L'opposizione rialza la testa tacciando l'Amministrazione Ruggiano di inconsistenza e denunciando sulla vicenda Pizzichini il tentativo di un mercato di voti con il sostegno di manovratori della Prima Repubblica

Sull’ultima seduta del Consiglio comunale di Todi arriva anche il commento del Gruppo del Partito Democratico-Ulivo, che parla di “sconfitta dell’arroganza, dell’improvvisazione e della supponenza del centrodestra”.
Nel comunicato si ricorda come in riferimento alla nomina della commissione per la tutela paesaggistica e ambientale, il centrosinistra avesse cercato in conferenza dei capigruppo di giungere ad una soluzione condivisa, mentre d’altra parte si voleva raggiungere l’obiettivo di una commissione targata centrodestra. “Erano forse convinti di essere in 11 – è il commento sarcastico – mentre i fatti hanno dimostrato che erano in 10 e che il tentativo di lottizzazione della commissione per la tutela paesaggistica e ambientale non era andato in porto”.
“La consapevolezza può essere, per gli arroganti, solo figlia dei fatti”, è il giudizio ancora duro del centrosinistra, il quale sottolinea come “finora l’Amministrazione abbia solo dimostrato insofferenza per il ruolo di controllo, di denuncia e di proposta alternativa della maggioranza consiliare di centrosinistra, ricorrendo spesso agli attacchi personali, alla falsificazione, alle minacce, alla derisione, alla supponenza e alla vuota spavalderia”.
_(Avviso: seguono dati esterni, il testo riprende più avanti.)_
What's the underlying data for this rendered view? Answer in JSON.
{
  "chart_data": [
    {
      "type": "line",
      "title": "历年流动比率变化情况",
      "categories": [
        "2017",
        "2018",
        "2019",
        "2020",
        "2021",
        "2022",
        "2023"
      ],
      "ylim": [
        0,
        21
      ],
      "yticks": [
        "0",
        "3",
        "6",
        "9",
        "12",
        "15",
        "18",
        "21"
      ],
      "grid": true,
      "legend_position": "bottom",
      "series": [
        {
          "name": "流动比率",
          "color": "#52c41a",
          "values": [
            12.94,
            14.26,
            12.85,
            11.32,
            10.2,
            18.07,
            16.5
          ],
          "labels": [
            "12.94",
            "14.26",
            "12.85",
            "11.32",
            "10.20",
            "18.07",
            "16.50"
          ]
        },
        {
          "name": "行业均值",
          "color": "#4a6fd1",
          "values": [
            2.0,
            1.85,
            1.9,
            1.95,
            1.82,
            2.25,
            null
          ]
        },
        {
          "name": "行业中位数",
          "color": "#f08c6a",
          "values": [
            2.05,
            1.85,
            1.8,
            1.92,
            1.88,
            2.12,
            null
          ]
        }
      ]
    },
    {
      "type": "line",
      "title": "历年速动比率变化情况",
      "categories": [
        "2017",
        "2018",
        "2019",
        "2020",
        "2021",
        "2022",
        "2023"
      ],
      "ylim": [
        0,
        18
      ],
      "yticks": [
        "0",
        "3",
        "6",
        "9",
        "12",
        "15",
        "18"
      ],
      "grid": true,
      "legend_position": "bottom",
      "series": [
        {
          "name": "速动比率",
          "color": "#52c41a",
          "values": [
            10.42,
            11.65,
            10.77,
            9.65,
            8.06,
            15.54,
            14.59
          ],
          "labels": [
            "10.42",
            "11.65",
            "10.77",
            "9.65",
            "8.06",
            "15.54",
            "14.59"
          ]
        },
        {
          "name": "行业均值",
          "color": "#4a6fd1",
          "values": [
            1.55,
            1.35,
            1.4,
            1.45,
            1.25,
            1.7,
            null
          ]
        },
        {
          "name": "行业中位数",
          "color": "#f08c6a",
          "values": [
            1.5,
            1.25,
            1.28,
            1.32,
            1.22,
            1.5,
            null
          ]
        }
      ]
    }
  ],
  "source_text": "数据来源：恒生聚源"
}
L’intervento del PD-Ulivo concentra poi l’attenzione sui “tentativi di inciucio, di mercato di voti messi in atto da alcuni esponenti dell’Amministrazione comunale nel tentativo di garantirsi l’undicesimo consigliere”. In relazione all’invito rivolto al presidente Pizzichini di decidersi con chi stare, si osserva come ormai “siamo giunti ad un passo dall’illegalità e sarebbe opportuno che i consiglieri del centrodestra che hanno denunciato questo scambio di favori abbiano il coraggio di chiarire pubblicamente cosa sanno e cosa sarebbe realmente successo nell’oscurità di rapporti politici non meglio identificati, in particolare con il consigliere dello Sdi Floriano Pizzichini”.
L’invito in proposito è quello di “aprire i cassetti”, altrimenti “dovremmo registrare la calunnia nei confronti del presidente del Consiglio comunale Pizzichini”.
Censurando il ricorso a scorciatoie di tipo trasformistico e immorale per garantire il governo della città, il comunicato sottolinea come “siano emerse, in questi mesi, solo metodi vecchi e tra i peggiori della prima Repubblica”, tanto da sembrare di “riuscire a vedere, anche la sera del Consiglio, un (vecchio) regista occulto che di quella prima Repubblica è stato protagonista”.
Il nome il centrosinistra non lo fa, ma gli indizi sembrano portare a Massimo Buconi, ex sindaco della città ed attuale assessore alla Provincia di Perugia, da mesi dileguatosi dalle luci della ribalta politica per svolgere alla ‘macchia’ – sospetta qualcuno – il ruolo di manovratore e di “dominus” della situazione.

La conclusione del lungo comunicato è tutto dedicato all’attività dell’Amministrazione Ruggiano. “La destra – è scritto – non può pensare che la città possa a lungo accontentarsi di una politica basata sull’effìmero, sull’annuncio, sull’improvvisazione, senza un progetto ed un programma, tutta incentrata sulla visibilità personale del sindaco e di qualche suo collaboratore”.
Parlando di una politica come spettacolo e quindi dal respiro corto, il centrosinistra torna sulla questione della mancata presentazione delle linee di indirizzo per il governo della città, “obbligo previsto dal nuovo statuto e non dal precedente”. “Siamo alla propaganda, alla faciloneria più bieca, ad un governo stile “velina” da passare solo ai giornali e non ai cittadini – attacca il Gruppo del Partito Democratico Ulivo – invitando il sindaco “a più umiltà e meno mercato”.